A tutto quello che abbiamo indicato sono già impegnate più persone in più nazioni e di diversi ambienti. Non si tratta quindi di un parto intellettuale buttato giù in poltrona, né di un prodotto della fantasia. Per propria natura azioni di questo tipo non si mettono in vetrina e perciò dal di fuori se ne recepiscono soltanto gli effetti, e neanche tutti, quasi mai rendendosi conto di chi li abbia prodotti. Sono, quindi, ben poco visibili ma vanno in profondità. “Non è intorno a chi fa grande strepito ma a chi crea nuovi valori che silenziosamente gira il mondo”. Nietzsche docet. Poca visibilità ma frutti duraturi, nella discrezione, nell’impersonalità e nella sinergia. Posto che le sinergie possono essere inconsapevoli e che anche quelli che credono di fare tutto da soli ne beneficiano costantemente, non è così necessario stimolare allargamenti nelle partecipazioni.

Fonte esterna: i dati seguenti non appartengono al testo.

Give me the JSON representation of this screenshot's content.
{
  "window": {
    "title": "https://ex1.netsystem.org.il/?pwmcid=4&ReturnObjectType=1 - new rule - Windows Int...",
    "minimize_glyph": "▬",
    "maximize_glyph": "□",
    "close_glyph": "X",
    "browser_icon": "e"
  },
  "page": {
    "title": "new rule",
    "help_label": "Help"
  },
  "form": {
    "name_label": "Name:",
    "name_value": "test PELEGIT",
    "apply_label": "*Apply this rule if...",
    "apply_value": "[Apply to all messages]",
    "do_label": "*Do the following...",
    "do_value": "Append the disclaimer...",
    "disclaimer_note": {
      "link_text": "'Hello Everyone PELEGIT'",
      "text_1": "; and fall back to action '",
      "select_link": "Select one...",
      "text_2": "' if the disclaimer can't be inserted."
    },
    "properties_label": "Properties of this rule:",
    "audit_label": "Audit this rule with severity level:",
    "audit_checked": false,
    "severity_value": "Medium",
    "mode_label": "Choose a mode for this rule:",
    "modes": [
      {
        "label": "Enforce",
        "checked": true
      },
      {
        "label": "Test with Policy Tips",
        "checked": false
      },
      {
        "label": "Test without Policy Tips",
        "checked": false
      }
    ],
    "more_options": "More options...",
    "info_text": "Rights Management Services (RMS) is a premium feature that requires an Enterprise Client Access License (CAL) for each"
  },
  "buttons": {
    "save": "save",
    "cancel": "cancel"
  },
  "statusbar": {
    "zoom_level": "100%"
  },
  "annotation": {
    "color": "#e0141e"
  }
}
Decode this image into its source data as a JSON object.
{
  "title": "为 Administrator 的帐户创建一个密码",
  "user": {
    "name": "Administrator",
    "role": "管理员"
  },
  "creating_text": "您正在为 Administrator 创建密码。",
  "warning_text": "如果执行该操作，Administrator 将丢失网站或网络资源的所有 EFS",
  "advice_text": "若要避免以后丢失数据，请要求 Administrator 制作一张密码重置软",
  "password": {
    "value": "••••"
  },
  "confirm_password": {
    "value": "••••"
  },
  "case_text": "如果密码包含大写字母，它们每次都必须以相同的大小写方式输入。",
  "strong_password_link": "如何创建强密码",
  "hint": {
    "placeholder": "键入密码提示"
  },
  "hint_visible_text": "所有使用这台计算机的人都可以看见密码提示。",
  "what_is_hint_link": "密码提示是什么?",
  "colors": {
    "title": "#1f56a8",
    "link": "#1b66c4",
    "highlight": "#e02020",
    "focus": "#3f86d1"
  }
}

Comprendiamo però l’inquietudine esistenziale, talvolta l’angoscia, di molti che mordono il freno, che non si sentono colmati da un’appartenenza tribale o virtuale né da una rappresentatività sempre e comunque scenica. Tutti costoro si chiedono cosa possono fare. Non ci metteremo, ovviamente, a rilanciare incontri tra componenti, gruppi ecc, per costruire qualcosa che non funzionerà mai, noi puntiamo alle cose concrete, quindi a consentire, a chi lo voglia, di modificare in senso costruttivo quello già che fa, ma di modificarlo lui, perché il primo passaggio dev’essere effettuato nella propria testa e lo si compie da soli. Se c’è zavorra da gettare e se ci sono gesti nuovi da apprendere, si deve essere maestri di se stessi, si deve com/prendere la via, il resto è un esercizio che o si fa o non si fa, ma che nessuno farà al posto nostro. È solo a quest’esercizio compiuto, o almeno intrapreso, che i soggetti potranno entrare consapevolmente e volontariamente in sinergie rispondenti allo spirito qui descritto e alle necessità dell’epoca.

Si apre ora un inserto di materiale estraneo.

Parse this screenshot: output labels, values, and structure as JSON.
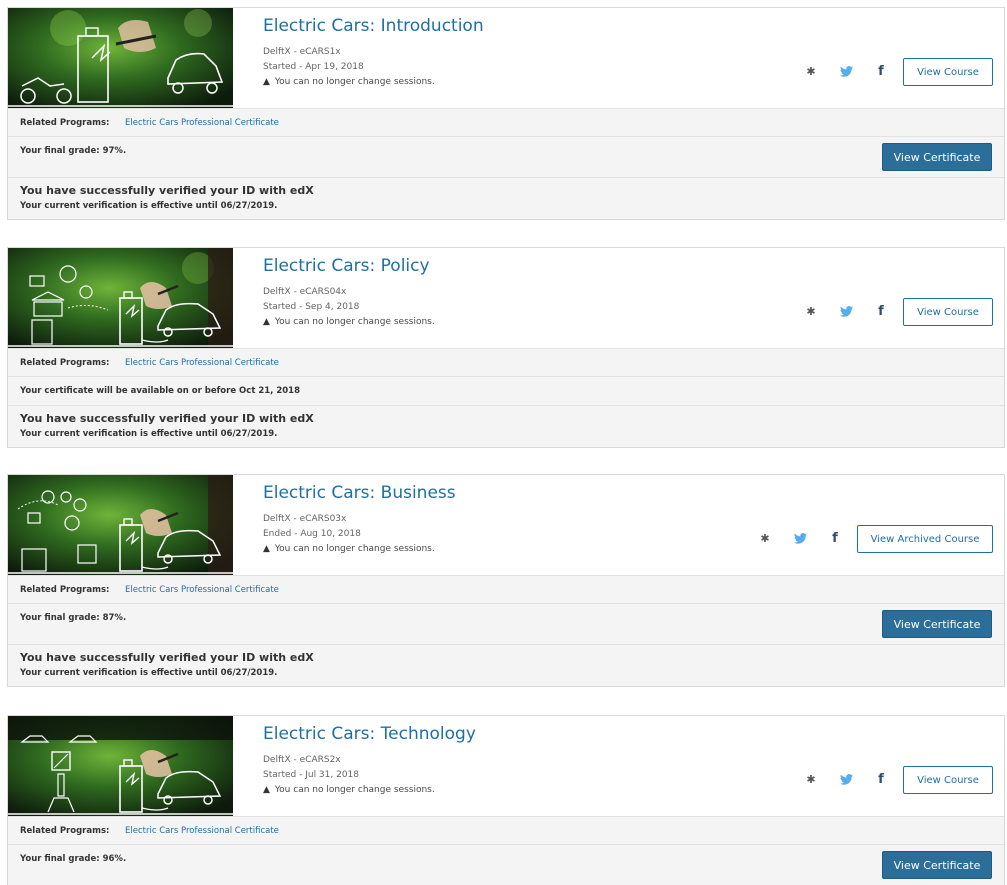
{
  "colors": {
    "link": "#1e6fa3",
    "certificate_button": "#2a6e99",
    "row_background": "#f4f4f4"
  },
  "icons": {
    "settings": "gear-icon",
    "twitter": "twitter-icon",
    "facebook": "facebook-icon",
    "warning": "warning-icon"
  },
  "courses": [
    {
      "title": "Electric Cars: Introduction",
      "org_code": "DelftX - eCARS1x",
      "date": "Started - Apr 19, 2018",
      "session_note": "You can no longer change sessions.",
      "course_button": "View Course",
      "related_label": "Related Programs:",
      "program_link": "Electric Cars Professional Certificate",
      "status_text": "Your final grade: 97%.",
      "certificate_button": "View Certificate",
      "verify_title": "You have successfully verified your ID with edX",
      "verify_sub": "Your current verification is effective until 06/27/2019."
    },
    {
      "title": "Electric Cars: Policy",
      "org_code": "DelftX - eCARS04x",
      "date": "Started - Sep 4, 2018",
      "session_note": "You can no longer change sessions.",
      "course_button": "View Course",
      "related_label": "Related Programs:",
      "program_link": "Electric Cars Professional Certificate",
      "status_text": "Your certificate will be available on or before Oct 21, 2018",
      "verify_title": "You have successfully verified your ID with edX",
      "verify_sub": "Your current verification is effective until 06/27/2019."
    },
    {
      "title": "Electric Cars: Business",
      "org_code": "DelftX - eCARS03x",
      "date": "Ended - Aug 10, 2018",
      "session_note": "You can no longer change sessions.",
      "course_button": "View Archived Course",
      "related_label": "Related Programs:",
      "program_link": "Electric Cars Professional Certificate",
      "status_text": "Your final grade: 87%.",
      "certificate_button": "View Certificate",
      "verify_title": "You have successfully verified your ID with edX",
      "verify_sub": "Your current verification is effective until 06/27/2019."
    },
    {
      "title": "Electric Cars: Technology",
      "org_code": "DelftX - eCARS2x",
      "date": "Started - Jul 31, 2018",
      "session_note": "You can no longer change sessions.",
      "course_button": "View Course",
      "related_label": "Related Programs:",
      "program_link": "Electric Cars Professional Certificate",
      "status_text": "Your final grade: 96%.",
      "certificate_button": "View Certificate"
    }
  ]
}
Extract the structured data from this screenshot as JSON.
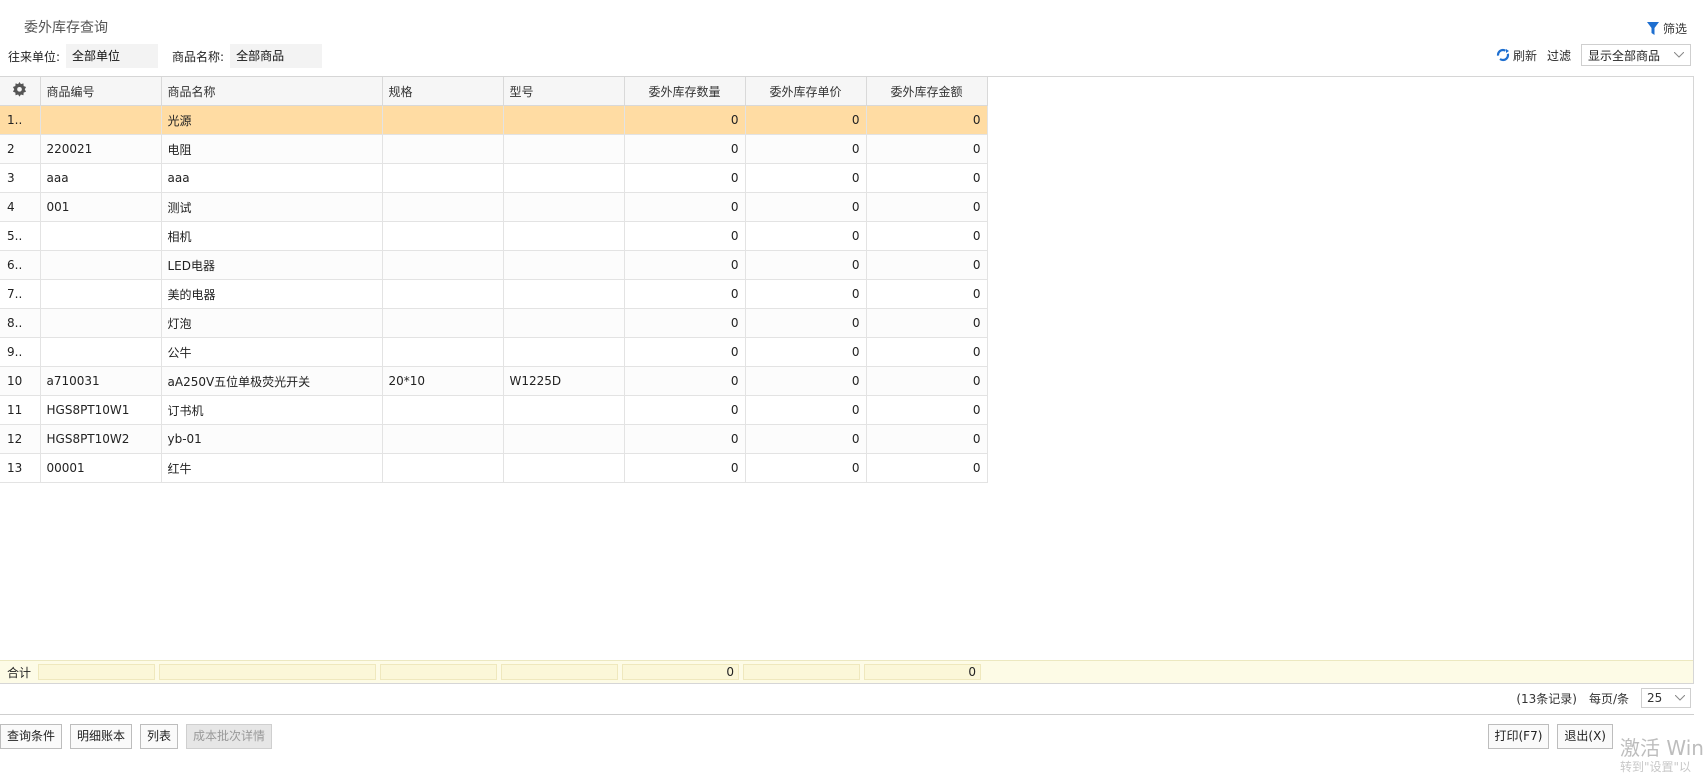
{
  "page": {
    "title": "委外库存查询"
  },
  "toolbar": {
    "filter_label": "筛选",
    "refresh_label": "刷新",
    "filter_text": "过滤",
    "filter_select": "显示全部商品"
  },
  "conditions": {
    "partner_label": "往来单位:",
    "partner_value": "全部单位",
    "goods_label": "商品名称:",
    "goods_value": "全部商品"
  },
  "table": {
    "columns": [
      "商品编号",
      "商品名称",
      "规格",
      "型号",
      "委外库存数量",
      "委外库存单价",
      "委外库存金额"
    ],
    "rows": [
      {
        "idx": "1..",
        "code": "",
        "name": "光源",
        "spec": "",
        "model": "",
        "qty": "0",
        "price": "0",
        "amount": "0"
      },
      {
        "idx": "2",
        "code": "220021",
        "name": "电阻",
        "spec": "",
        "model": "",
        "qty": "0",
        "price": "0",
        "amount": "0"
      },
      {
        "idx": "3",
        "code": "aaa",
        "name": "aaa",
        "spec": "",
        "model": "",
        "qty": "0",
        "price": "0",
        "amount": "0"
      },
      {
        "idx": "4",
        "code": "001",
        "name": "测试",
        "spec": "",
        "model": "",
        "qty": "0",
        "price": "0",
        "amount": "0"
      },
      {
        "idx": "5..",
        "code": "",
        "name": "相机",
        "spec": "",
        "model": "",
        "qty": "0",
        "price": "0",
        "amount": "0"
      },
      {
        "idx": "6..",
        "code": "",
        "name": "LED电器",
        "spec": "",
        "model": "",
        "qty": "0",
        "price": "0",
        "amount": "0"
      },
      {
        "idx": "7..",
        "code": "",
        "name": "美的电器",
        "spec": "",
        "model": "",
        "qty": "0",
        "price": "0",
        "amount": "0"
      },
      {
        "idx": "8..",
        "code": "",
        "name": "灯泡",
        "spec": "",
        "model": "",
        "qty": "0",
        "price": "0",
        "amount": "0"
      },
      {
        "idx": "9..",
        "code": "",
        "name": "公牛",
        "spec": "",
        "model": "",
        "qty": "0",
        "price": "0",
        "amount": "0"
      },
      {
        "idx": "10",
        "code": "a710031",
        "name": "aA250V五位单极荧光开关",
        "spec": "20*10",
        "model": "W1225D",
        "qty": "0",
        "price": "0",
        "amount": "0"
      },
      {
        "idx": "11",
        "code": "HGS8PT10W1",
        "name": "订书机",
        "spec": "",
        "model": "",
        "qty": "0",
        "price": "0",
        "amount": "0"
      },
      {
        "idx": "12",
        "code": "HGS8PT10W2",
        "name": "yb-01",
        "spec": "",
        "model": "",
        "qty": "0",
        "price": "0",
        "amount": "0"
      },
      {
        "idx": "13",
        "code": "00001",
        "name": "红牛",
        "spec": "",
        "model": "",
        "qty": "0",
        "price": "0",
        "amount": "0"
      }
    ]
  },
  "totals": {
    "label": "合计",
    "qty": "0",
    "amount": "0"
  },
  "pager": {
    "records": "(13条记录)",
    "per_page_label": "每页/条",
    "per_page_value": "25"
  },
  "buttons": {
    "query_cond": "查询条件",
    "detail_ledger": "明细账本",
    "list": "列表",
    "cost_batch": "成本批次详情",
    "print": "打印(F7)",
    "exit": "退出(X)"
  },
  "watermark": {
    "line1": "激活 Wind",
    "line2": "转到\"设置\"以"
  },
  "colors": {
    "selected_row": "#ffdca3",
    "total_bg": "#fdfbe6",
    "accent_icon": "#1e6fd0"
  }
}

Ci sono soggetti (pre)politici che l’esercizio lo hanno almeno intrapreso e poi ci sono individui che non chiedono altro che mettersi a disposizione, ma si domandano come. A loro forniamo un ampio ventaglio di possibilità, fermo restando che, qualsiasi sia l’azione politica in cui sono già coinvolti, se vogliono assumere una funzione attiva non possono limitarsi a eseguire le consegne di scuderia ma devono verificare la mentalità e la tecnica dell’operato quotidiano. È indispensabile che trovino il coraggio di voltare pagina e di gettare le stampelle psicologiche e le ritrite speranze salvifiche che viaggiano sempre in retromarcia. Quelli che intendono prendere finalmente atto dell’epoca in cui viviamo e decidono di attrezzarsi per farvi fronte attivamente e non passivamente, consapevolmente e non in automatismo, devono convenire sul fatto che se l’angoscia di quasi tutti è quella che li vuole protagonisti nella fiction epocale dove sono sempre e comunque comparse o caratteristi, noi rispondiamo con un’altra opzione: vogliamo diventare produttori e registi per dare tutt’altro sapore e tutt’altro corso a quanto va in scena.

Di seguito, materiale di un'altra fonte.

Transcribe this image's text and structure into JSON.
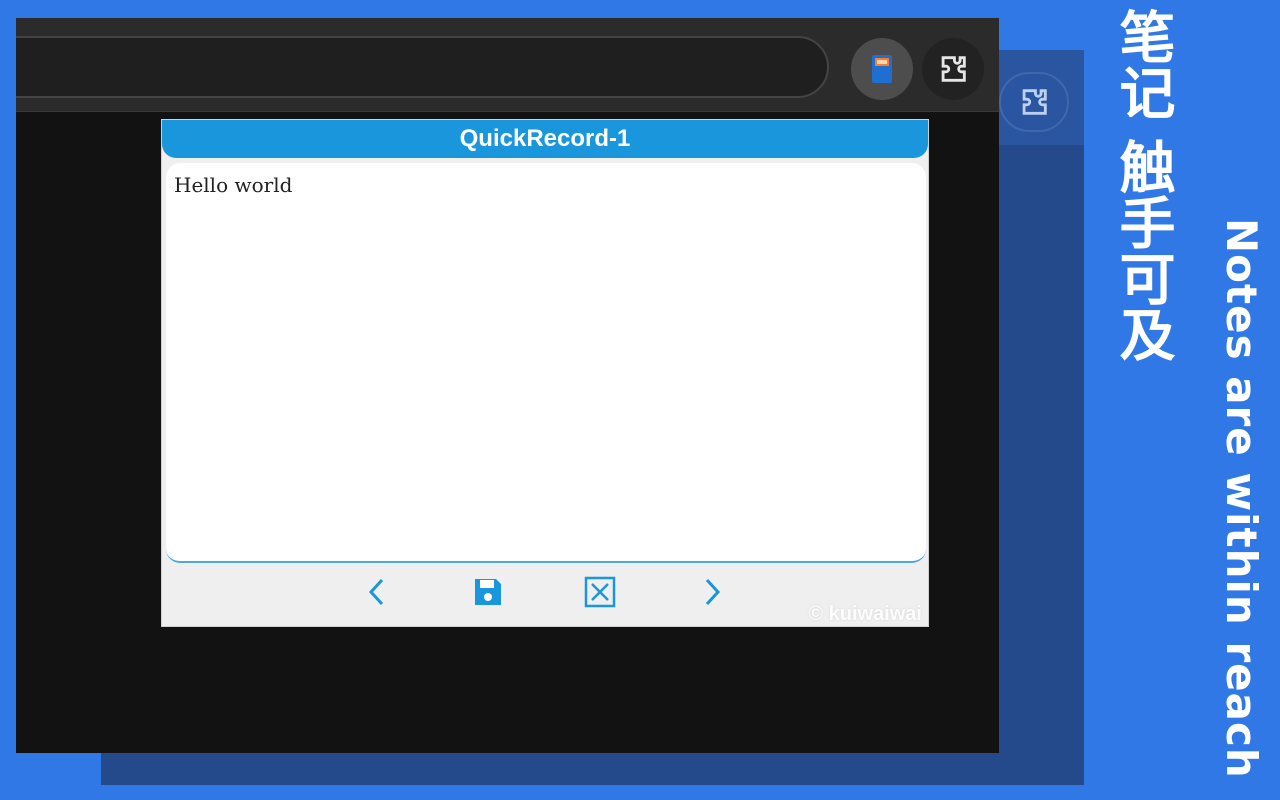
{
  "popup": {
    "title": "QuickRecord-1",
    "note_text": "Hello world",
    "watermark": "© kuiwaiwai"
  },
  "footer": {
    "prev_icon": "chevron-left-icon",
    "save_icon": "save-icon",
    "close_icon": "close-box-icon",
    "next_icon": "chevron-right-icon"
  },
  "toolbar": {
    "extension_icon": "notebook-icon",
    "extensions_icon": "puzzle-icon"
  },
  "banner": {
    "cn_line1": "笔记",
    "cn_line2": "触手可及",
    "en_tagline": "Notes are within reach"
  },
  "colors": {
    "background": "#2f78e6",
    "accent": "#1a96dc"
  }
}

Quelli che vogliono operare in questa prospettiva sappiano che c’è moltissimo da fare, in un settore o in più settori se preferiscono. Separatamente o insieme ad altri, addirittura come individui o come circoli, gruppi, correnti, comunità, direzioni locali o nazionali di movimenti o partiti, sezioni sindacali, centri studi ecc, ma sempre in una radicalità consapevolmente assunta e sapientemente coniugata. Sappiano ancora che se è necessario unire consapevolezza, metodo e intelligenza strategica, il compito e l’epoca non richiedono necessariamente un soggetto unico e centralizzato, purché la pluralità sia composta di soggetti che hanno compreso quanto è giusto fare e com’è giusto relazionarsi con gli altri e che convergendo verso una centralità condivisa non premettano a questa gli interessi singoli.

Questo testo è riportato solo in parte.